Résultats financiers, audiences… la RTBF s'attribue un bon bulletin

Jean-Paul Philippot, administrateur général de la RTBF. ©BELGA

Les résultats financiers de la RTBF confirment l’embellie de ces dernières années alors que les audiences restent solides surtout en soirée.

Le rapport annuel de la RTBF, enfin publié, confirme la santé financière retrouvée du service audiovisuel public. En 2018, la RTBF a réalisé un EBITDA positif pour la douzième année consécutive. Il s’est affiché à 28,5 millions d’euros (26,9 en 2017) : un record.

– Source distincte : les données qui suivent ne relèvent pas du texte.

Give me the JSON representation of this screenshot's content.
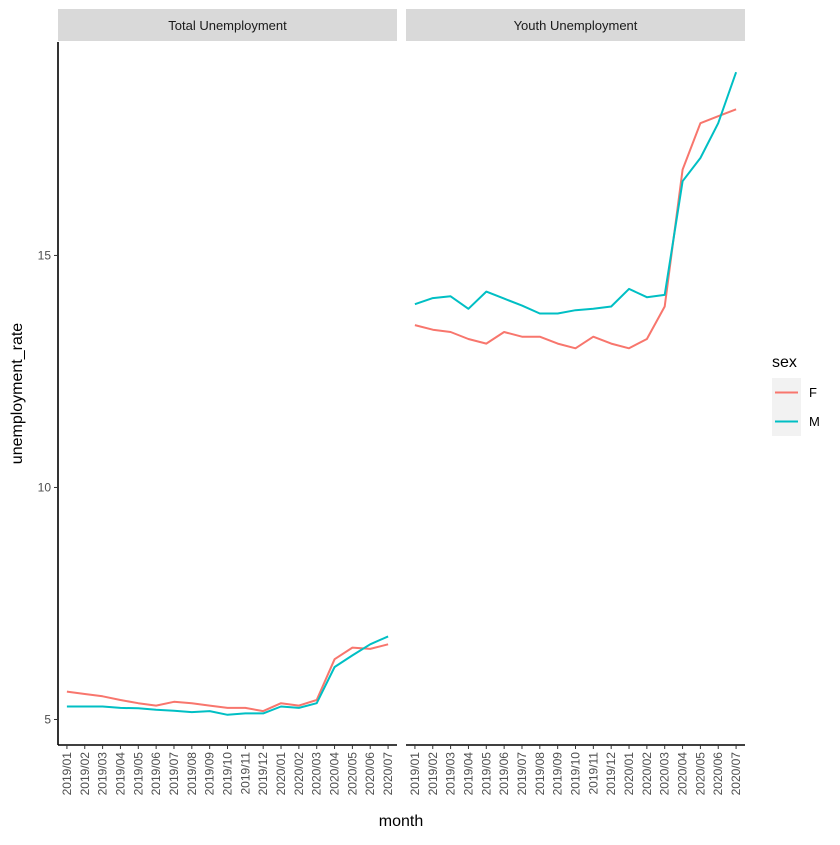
{
  "chart_data": {
    "type": "line",
    "xlabel": "month",
    "ylabel": "unemployment_rate",
    "ylim": [
      4.45,
      19.6
    ],
    "yticks": [
      5,
      10,
      15
    ],
    "grid": false,
    "legend_position": "right",
    "legend_title": "sex",
    "x": [
      "2019/01",
      "2019/02",
      "2019/03",
      "2019/04",
      "2019/05",
      "2019/06",
      "2019/07",
      "2019/08",
      "2019/09",
      "2019/10",
      "2019/11",
      "2019/12",
      "2020/01",
      "2020/02",
      "2020/03",
      "2020/04",
      "2020/05",
      "2020/06",
      "2020/07"
    ],
    "colors": {
      "F": "#F8766D",
      "M": "#00BFC4"
    },
    "panels": [
      {
        "title": "Total Unemployment",
        "series": [
          {
            "name": "F",
            "values": [
              5.6,
              5.55,
              5.5,
              5.42,
              5.35,
              5.3,
              5.38,
              5.35,
              5.3,
              5.25,
              5.25,
              5.18,
              5.35,
              5.3,
              5.42,
              6.3,
              6.55,
              6.52,
              6.62
            ]
          },
          {
            "name": "M",
            "values": [
              5.28,
              5.28,
              5.28,
              5.25,
              5.24,
              5.21,
              5.19,
              5.16,
              5.18,
              5.1,
              5.13,
              5.13,
              5.28,
              5.25,
              5.35,
              6.13,
              6.38,
              6.62,
              6.79
            ]
          }
        ]
      },
      {
        "title": "Youth Unemployment",
        "series": [
          {
            "name": "F",
            "values": [
              13.5,
              13.4,
              13.35,
              13.2,
              13.1,
              13.35,
              13.25,
              13.25,
              13.1,
              13.0,
              13.25,
              13.1,
              13.0,
              13.2,
              13.9,
              16.85,
              17.85,
              18.0,
              18.15
            ]
          },
          {
            "name": "M",
            "values": [
              13.95,
              14.08,
              14.12,
              13.85,
              14.22,
              14.07,
              13.92,
              13.75,
              13.75,
              13.82,
              13.85,
              13.9,
              14.28,
              14.1,
              14.15,
              16.6,
              17.1,
              17.85,
              18.95
            ]
          }
        ]
      }
    ]
  }
}
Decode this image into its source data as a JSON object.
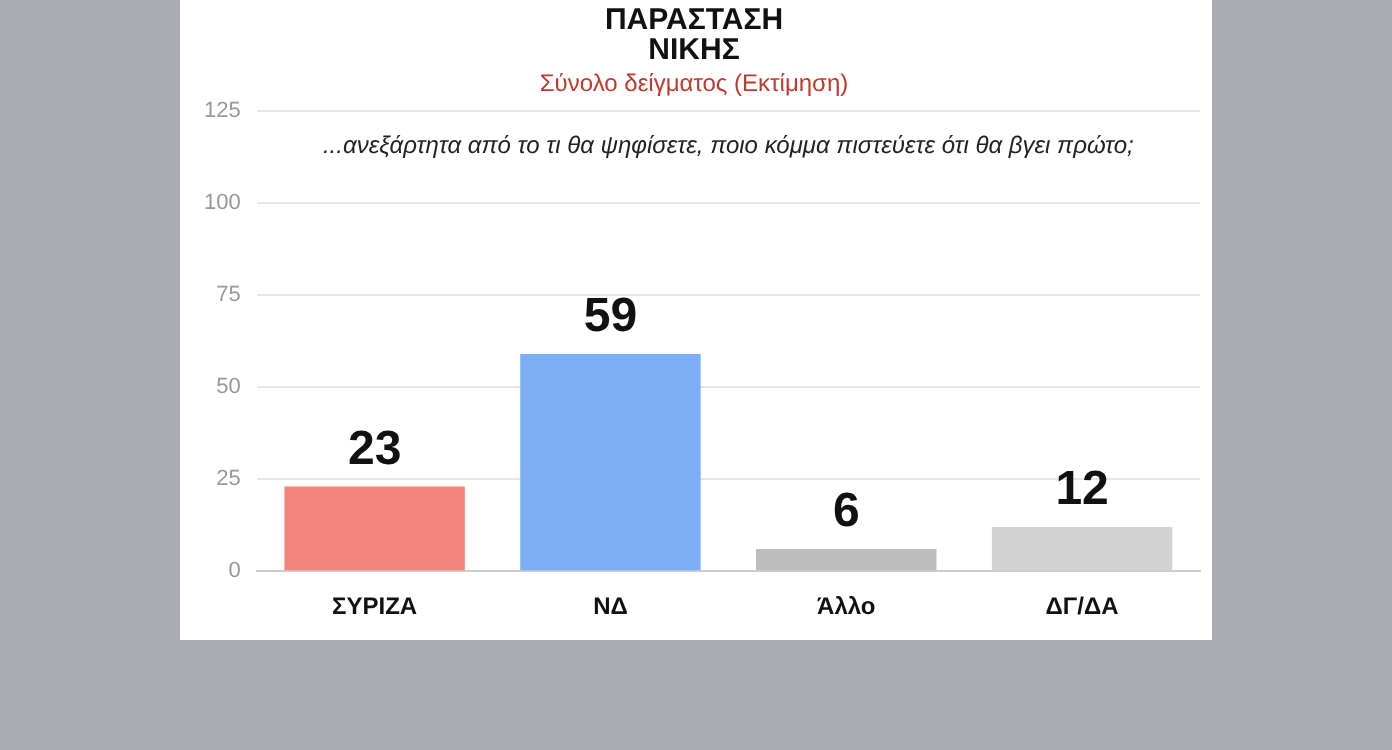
{
  "chart_data": {
    "type": "bar",
    "title": "ΠΑΡΑΣΤΑΣΗ ΝΙΚΗΣ",
    "subtitle": "Σύνολο δείγματος (Εκτίμηση)",
    "annotations": [
      "...ανεξάρτητα από το τι θα ψηφίσετε, ποιο κόμμα πιστεύετε ότι θα βγει πρώτο;"
    ],
    "categories": [
      "ΣΥΡΙΖΑ",
      "ΝΔ",
      "Άλλο",
      "ΔΓ/ΔΑ"
    ],
    "values": [
      23,
      59,
      6,
      12
    ],
    "colors": [
      "#f4847b",
      "#7eaef6",
      "#bdbdbd",
      "#d3d3d3"
    ],
    "ylim": [
      0,
      125
    ],
    "yticks": [
      0,
      25,
      50,
      75,
      100,
      125
    ],
    "grid": "y",
    "data_labels": true,
    "legend": false
  }
}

Idem pour le résultat d’exploitation qui progresse légèrement à 14,2 millions tandis que le résultat net est triplé à 11,5 millions (une fois neutralisé le profit exceptionnel de près de 55 millions réalisée l’an dernier sur la vente des terrains de Reyers). Les recettes sont en croissance de 3,4% à 269,5 millions d’euros, malgré le léger repli des revenus publicitaires (70,8 millions contre 71 en 2017).

"Nous n'avons plus d'endettement"

La RTBF a en effet vu sa dotation augmenter de 4% tel que prévu par son contrat de gestion. "Ces résultats sont bons, mais ce que je retiendrai surtout c’est que nous n’avons plus d’endettement, se félicite l’administrateur général Jean-Paul Philippot. Notre trésorerie est supérieure aux emprunts qui nous restent soit un différentiel de 3,9 millions, c’est une première dans l’histoire de la RTBF. Il y a dix ans on avait une dette de plus de 100 millions !" 

Selon le patron de la RTBF, "c’est la conséquence d’une gestion rigoureuse et prudente qui nous permet  d’investir dans notre transformation numérique, l’humain et notre futur bâtiment." De fait, cette situation positive ne devrait pas durer puisque la RTBF va devoir réemprunter pour financer son nouveau siège, un investissement évalué entre 140 et 150 millions d’euros.

Audiences stables

Côté audiences, la RTBF signe sa deuxième meilleure saison en télévision (septembre 2018 fin mai 2019) avec 23,4% de parts de marché (en ne tenant donc pas compte de la Coupe du Monde) soit 1,5 million de Belges francophones touchés chaque jour au moins 15 minutes (34% de la population). "C’est stable, mais malgré tout très positif alors que la consommation globale de la télévision a tendance à stagner voire à diminuer", se réjouit Jean-Paul Philippot.

C’est surtout le prime time (20h30-22h30) qui a bien fonctionné avec 26,1% de parts de marché en moyenne. "C’est le meilleur de l’histoire de l’entreprise", claironne l’administrateur général selon lequel c’est l’ensemble des grilles qui ont bien performé et non pas un programme en particulier. En radio, le service public reste leader tandis que l’offre digitale poursuit sa croissance. La plateforme Auvio a vu son audience croître de 4% (793.000 personnes différentes par mois et 7,2 millions de vues) et les sites web de 22%.